1. ## Question regards to subset, span and basis

Hi I got stuck with this homework question so I'm here to ask you guy for some advice

if x is a real number, the absolute value of x is

absulute value (x)=x, if x is equal or more than 0
=-x, if x is less than or equal to 0

let S={(x,/x/,2/x/)/x is a real number}U{0,2,4),(-1,3,6)} and let V = span(S)

Show that V is a plane which contains the origin. Find a subset of S that is a basis of V.

So I know that V = span(s) thereby it is a zero vector, thus it will contains the origin but how would I write some mathematics equation to show that?

so V=(0,0,0)+s(0,2,4)+t(-1,3,6) since it passed though the origin, how would I find the basis for a subset of V? since V is a subset of S

[0 0 -1]
[0 2 3]
[0 4 6] <--- the matrix for V, row 2 and 3 are linearly dependent to each other (did I made the matrices right?) is it possible for me to get a basis out of that matrices?

p,s I'm an international student so my English isn't great. to me, subspace, span and basis are very confusing so please dont yell at me

2. ## Re: Question regards to subset, span and basis

For any subset S of a vector space (in this case the "parent space" appears to be R3), span(S) will be a subspace...but S can be "too big" to be a basis (since R3 has dimension 3, any set with more than 3 elements is too big to be a basis of ANY subspace).

Since S has 2 linearly independent elements: (0,2,4) and (-1,3,6), dim(span(S)) = 2 or 3. The notation:

{(x,|x|,2|x|):x is a real number} obscures the fact that essentially this part of S is just two "rays" (half-lines terminating at the origin): one containing (1,1,2) and one containing (-1,1,2). So:

span(S) = span({(1,1,2),(-1,1,2),(0,2,4),(-1,3,6)}).

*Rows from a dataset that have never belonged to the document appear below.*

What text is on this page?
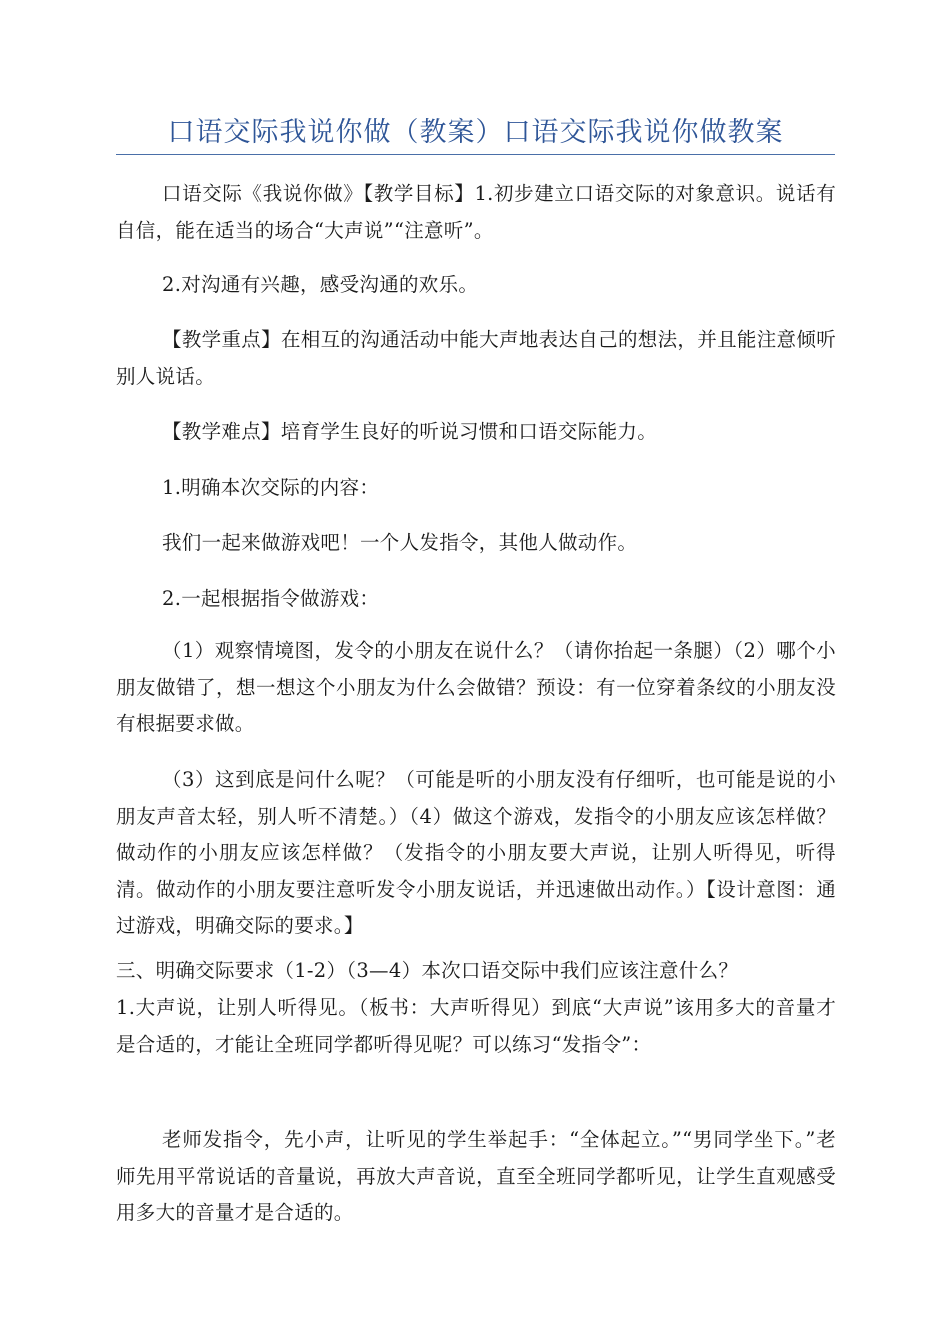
口语交际我说你做（教案）口语交际我说你做教案

口语交际《我说你做》【教学目标】1.初步建立口语交际的对象意识。说话有自信，能在适当的场合“大声说”“注意听”。

2.对沟通有兴趣，感受沟通的欢乐。

【教学重点】在相互的沟通活动中能大声地表达自己的想法，并且能注意倾听别人说话。

【教学难点】培育学生良好的听说习惯和口语交际能力。

1.明确本次交际的内容：

我们一起来做游戏吧！一个人发指令，其他人做动作。

2.一起根据指令做游戏：

（1）观察情境图，发令的小朋友在说什么？（请你抬起一条腿）（2）哪个小朋友做错了，想一想这个小朋友为什么会做错？预设：有一位穿着条纹的小朋友没有根据要求做。

（3）这到底是问什么呢？（可能是听的小朋友没有仔细听，也可能是说的小朋友声音太轻，别人听不清楚。）（4）做这个游戏，发指令的小朋友应该怎样做？做动作的小朋友应该怎样做？（发指令的小朋友要大声说，让别人听得见，听得清。做动作的小朋友要注意听发令小朋友说话，并迅速做出动作。）【设计意图：通过游戏，明确交际的要求。】

三、明确交际要求（1-2）（3—4）本次口语交际中我们应该注意什么？

1.大声说，让别人听得见。（板书：大声听得见）到底“大声说”该用多大的音量才是合适的，才能让全班同学都听得见呢？可以练习“发指令”：

老师发指令，先小声，让听见的学生举起手：“全体起立。”“男同学坐下。”老师先用平常说话的音量说，再放大声音说，直至全班同学都听见，让学生直观感受用多大的音量才是合适的。
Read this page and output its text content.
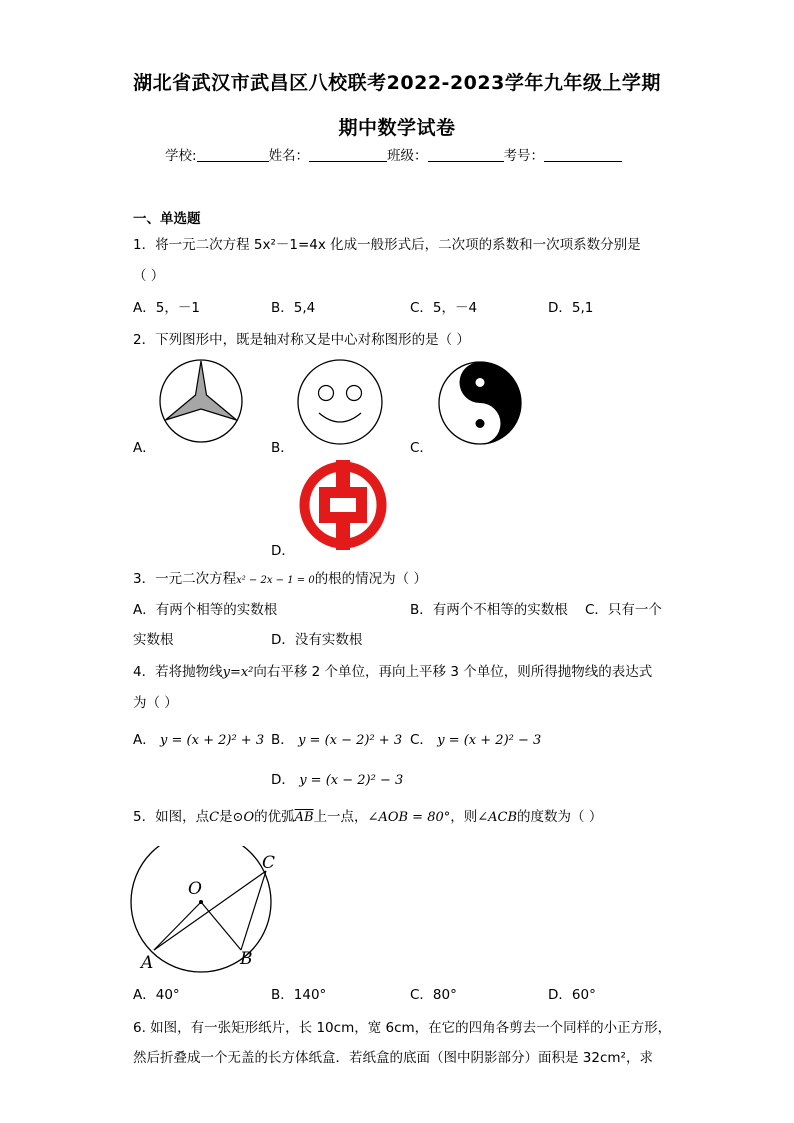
湖北省武汉市武昌区八校联考2022-2023学年九年级上学期
期中数学试卷
学校:	姓名：	班级：	考号：
一、单选题
1．将一元二次方程 5x²－1=4x 化成一般形式后，二次项的系数和一次项系数分别是
（ ）
A．5，－1	B．5,4	C．5，－4	D．5,1
2．下列图形中，既是轴对称又是中心对称图形的是（ ）
A．	B．	C．
D．
3．一元二次方程x² − 2x − 1 = 0的根的情况为（ ）
A．有两个相等的实数根	B．有两个不相等的实数根 C．只有一个
实数根	D．没有实数根
4．若将抛物线y=x²向右平移 2 个单位，再向上平移 3 个单位，则所得抛物线的表达式
为（ ）
A． y = (x + 2)² + 3 B． y = (x − 2)² + 3 C． y = (x + 2)² − 3
D． y = (x − 2)² − 3
5．如图，点C是⊙O的优弧$\overline{AB}$上一点，∠AOB = 80°，则∠ACB的度数为（ ）
O
A	B
C
A．40°	B．140°	C．80°	D．60°
6. 如图，有一张矩形纸片，长 10cm，宽 6cm，在它的四角各剪去一个同样的小正方形，
然后折叠成一个无盖的长方体纸盒．若纸盒的底面（图中阴影部分）面积是 32cm²，求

Since this set has cardinality 4, at least one of the elements HAS to be linearly dependent on the other 3. In fact, it is easy to see that:

(0,2,4) = (1,1,2) + (-1,1,2), so we can eliminate (0,2,4) without affecting span(S):

span(S) = {(1,1,2),(-1,1,2),(-1,3,6)}. Is THIS set linearly independent? Suppose that:

a(1,1,2) + b(-1,1,2) + c(-1,3,6) = 0, that is:

a - b - c = 0
a + b + 3c = 0
2a + 2b + 6c = 0 <--same as equation 2, just doubled.

We can add equations 1&2 to get:

2a + 2c = 0, that is: a = -c. Substituting in equations 1 or 2 gives us:

b + 2c = 0, or b = -2c. If we choose c = 1 (for example) this gives us the solution a = -1, b = -2, c = 1, and we can verify:

(-1)(1,1,2) + (-2)(-1,1,2) + (1)(-1,3,6) = (-1,-1,-2) + (2,-2,-4) + (-1,3,6) = (-1+2-1,-1-2+3,-2-4+6) = (0,0,0), so we have linear dependence, in fact:

(-1,3,6) = (1,1,2) + 2(-1,1,2).

Hence span(S) = span{(1,1,2),(-1,1,2)}. I leave it to you to prove that THIS set is linearly independent, and therefore forms a basis for span(S).

(Warning: other methods can lead to a different basis for span(S). Bases, are not, in general, unique...only their SIZE is invariant).